Showing posts with label Ulverston. Show all posts
Showing posts with label Ulverston. Show all posts

Saturday, 13 November 2010

Market Cross, Ulverston

A Dennis postcard from the 1970s but apart from the make of cars the scene looks similar today. The post box has stood there since Victorian times.  The shop on the left is still a chemist although the shop to the right of it has changed many times since the dress shop it was in this picture.  No cars will be here on Thursdays or Saturdays because lots of market stalls will be set up on both sides of the street.

Walk down this cobbled street and postcards can be bought to pop into the red postbox, perhaps stopping off at the Sun Inn on the right on the way.

On Remembrance Sunday tomorrow the market cross that contains the name of the fallen of this small market town will have its poppy wreaths.

Gemma of Greyscale Territory is the hostess of the Weekend Mailbox, post anything to do with mail.

Saturday, 24 July 2010

Ulverston Post Office

The main post office on County Square. This card is probably from the late 1970s.  Ulverston is a small market town with narrow streets.  This one would be considered quite wide in comparison and leads out onto the main road.  The square has recently had a 'make over' but would still be recognisable from this photo.  The postal vans are kept round the back.
From an older time, possibly the 1920s, when it looks as though there was just one long street.  I think the post office was possibly built in 1875.  The inside has been modernised but is still quite a spacial place.

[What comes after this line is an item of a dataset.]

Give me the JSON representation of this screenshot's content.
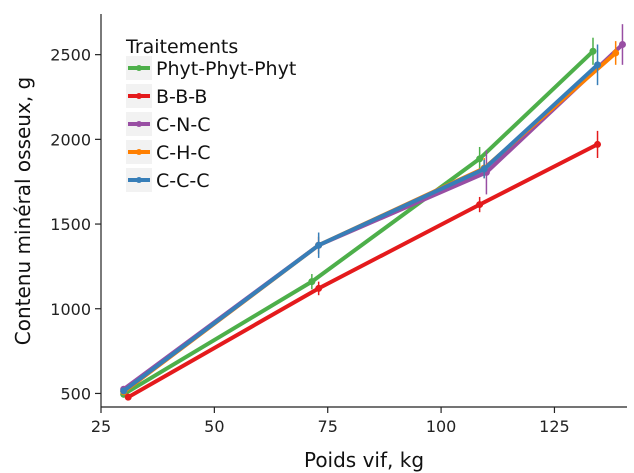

Weekend Mailbox is hosted by Gemma at Greyscale Territory. Join us by posting anything to do with mail.
 

Friday, 12 February 2010

Ulverston

I thought I would start my first postcard post with my childhood home, Ulverston.  A small market town in North West England on the edge of the Lake District.  This is a Frith postcard number 82763 which dates it as 1929.  The war memorial in the foreground would only contain the names of the fallen of the First World War at this time.  I do like old cars in photos and these two are about to tootle down Market Street.  You could not do this today because it has become a one way street, in the other direction.
Moving on in time here is an M&L (Miller & Laing) National Series postcard which my father has estimated a date and has written on the back 'about 1957'. This is looking from Market Street towards the Market Cross. On Thursdays and Saturdays there are market stalls down both sides of this street.  Ulverston was granted a market charter way back in 1280 and indeed is an very old settlement as the town was mentioned in the Domesday Book, as Ulvrestun.

Note the cobble setts which surface the whole of Market Street.

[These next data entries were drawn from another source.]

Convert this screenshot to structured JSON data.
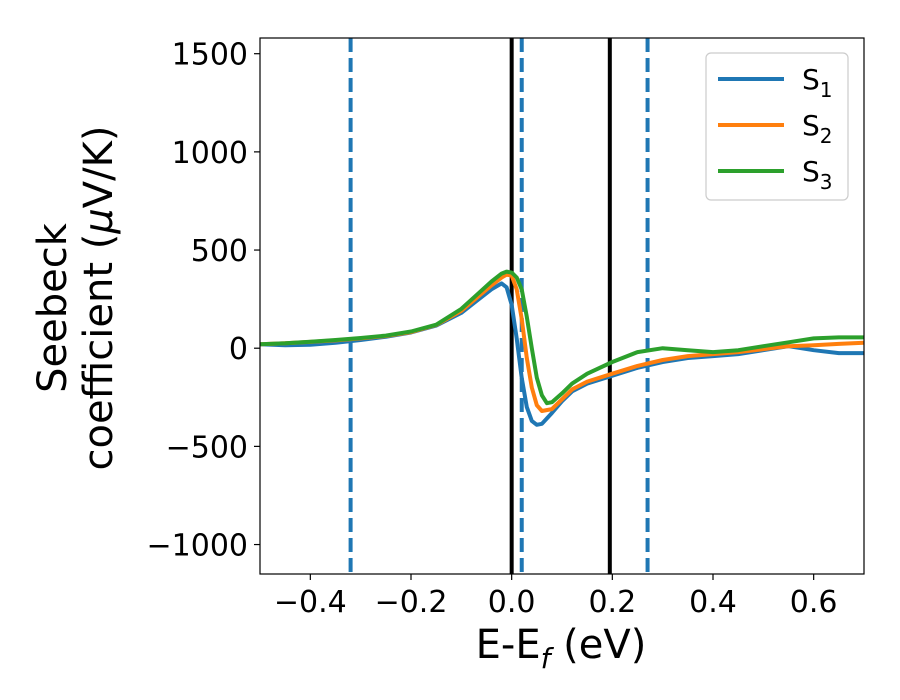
{
  "chart_data": {
    "type": "line",
    "xlabel": "E-E",
    "xlabel_sub": "f",
    "xlabel_unit": " (eV)",
    "ylabel_line1": "Seebeck",
    "ylabel_line2_pre": "coefficient  (",
    "ylabel_line2_mu": "μ",
    "ylabel_line2_post": "V/K)",
    "xlim": [
      -0.5,
      0.7
    ],
    "ylim": [
      -1150,
      1580
    ],
    "xticks": [
      -0.4,
      -0.2,
      0.0,
      0.2,
      0.4,
      0.6
    ],
    "xtick_labels": [
      "−0.4",
      "−0.2",
      "0.0",
      "0.2",
      "0.4",
      "0.6"
    ],
    "yticks": [
      -1000,
      -500,
      0,
      500,
      1000,
      1500
    ],
    "ytick_labels": [
      "−1000",
      "−500",
      "0",
      "500",
      "1000",
      "1500"
    ],
    "grid": false,
    "legend_position": "top-right",
    "series": [
      {
        "name": "S",
        "sub": "1",
        "color": "#1f77b4",
        "x": [
          -0.5,
          -0.45,
          -0.4,
          -0.35,
          -0.3,
          -0.25,
          -0.2,
          -0.15,
          -0.1,
          -0.07,
          -0.04,
          -0.02,
          -0.01,
          0.0,
          0.01,
          0.02,
          0.03,
          0.04,
          0.05,
          0.06,
          0.08,
          0.1,
          0.12,
          0.15,
          0.2,
          0.25,
          0.3,
          0.35,
          0.4,
          0.45,
          0.5,
          0.55,
          0.6,
          0.65,
          0.7
        ],
        "y": [
          20,
          15,
          18,
          28,
          42,
          58,
          80,
          115,
          180,
          240,
          300,
          330,
          310,
          220,
          50,
          -150,
          -300,
          -370,
          -390,
          -385,
          -330,
          -270,
          -220,
          -180,
          -140,
          -100,
          -70,
          -50,
          -40,
          -30,
          -10,
          10,
          -10,
          -25,
          -25
        ]
      },
      {
        "name": "S",
        "sub": "2",
        "color": "#ff7f0e",
        "x": [
          -0.5,
          -0.45,
          -0.4,
          -0.35,
          -0.3,
          -0.25,
          -0.2,
          -0.15,
          -0.1,
          -0.07,
          -0.04,
          -0.02,
          -0.01,
          0.0,
          0.01,
          0.02,
          0.03,
          0.04,
          0.05,
          0.06,
          0.08,
          0.1,
          0.12,
          0.15,
          0.2,
          0.25,
          0.3,
          0.35,
          0.4,
          0.45,
          0.5,
          0.55,
          0.6,
          0.65,
          0.7
        ],
        "y": [
          20,
          25,
          32,
          40,
          50,
          62,
          82,
          118,
          190,
          255,
          320,
          360,
          375,
          370,
          300,
          150,
          -50,
          -200,
          -290,
          -320,
          -310,
          -260,
          -210,
          -170,
          -130,
          -90,
          -60,
          -40,
          -30,
          -20,
          -5,
          10,
          15,
          22,
          28
        ]
      },
      {
        "name": "S",
        "sub": "3",
        "color": "#2ca02c",
        "x": [
          -0.5,
          -0.45,
          -0.4,
          -0.35,
          -0.3,
          -0.25,
          -0.2,
          -0.15,
          -0.1,
          -0.07,
          -0.04,
          -0.02,
          -0.01,
          0.0,
          0.01,
          0.02,
          0.03,
          0.04,
          0.05,
          0.06,
          0.07,
          0.08,
          0.1,
          0.12,
          0.15,
          0.2,
          0.25,
          0.3,
          0.35,
          0.4,
          0.45,
          0.5,
          0.55,
          0.6,
          0.65,
          0.7
        ],
        "y": [
          20,
          25,
          33,
          42,
          52,
          64,
          85,
          120,
          200,
          270,
          340,
          380,
          390,
          385,
          360,
          300,
          160,
          0,
          -150,
          -240,
          -280,
          -275,
          -230,
          -180,
          -130,
          -70,
          -20,
          0,
          -10,
          -20,
          -10,
          10,
          30,
          50,
          55,
          55
        ]
      }
    ],
    "vlines": [
      {
        "x": -0.32,
        "style": "dashed",
        "color": "#1f77b4"
      },
      {
        "x": 0.0,
        "style": "solid",
        "color": "#000000"
      },
      {
        "x": 0.02,
        "style": "dashed",
        "color": "#1f77b4"
      },
      {
        "x": 0.195,
        "style": "solid",
        "color": "#000000"
      },
      {
        "x": 0.27,
        "style": "dashed",
        "color": "#1f77b4"
      }
    ]
  }
}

And now we come up to date.  As you see nothing has changed much to the buildings because the centre of the town is a conservation area, but judge how times have changed, in the previous postcard you can see the Farmers Arms pub, plain and simple. It still retains the name but it now has in larger letters above it Wine Bar & Restaurant.  It is a very popular eating place but don't let the words wine bar put fool you because it also serves many types of draught beer so is also popular for drinking.

The monument on the right is Hoad is a replica of the Eddystone Lighthouse and was erected in 1850 to commemorate Sir John Barrow who was born here and whose favourite walk was up Hoad Hill.  It is undergoing renovation at the moment so all that can be seen is the scaffolding around it. I'm wondering what colour they have painted it.

I do like the fact that the post box still stands in the same place in the modern card (outside the chemist, bottom right picture) as the 1929 one.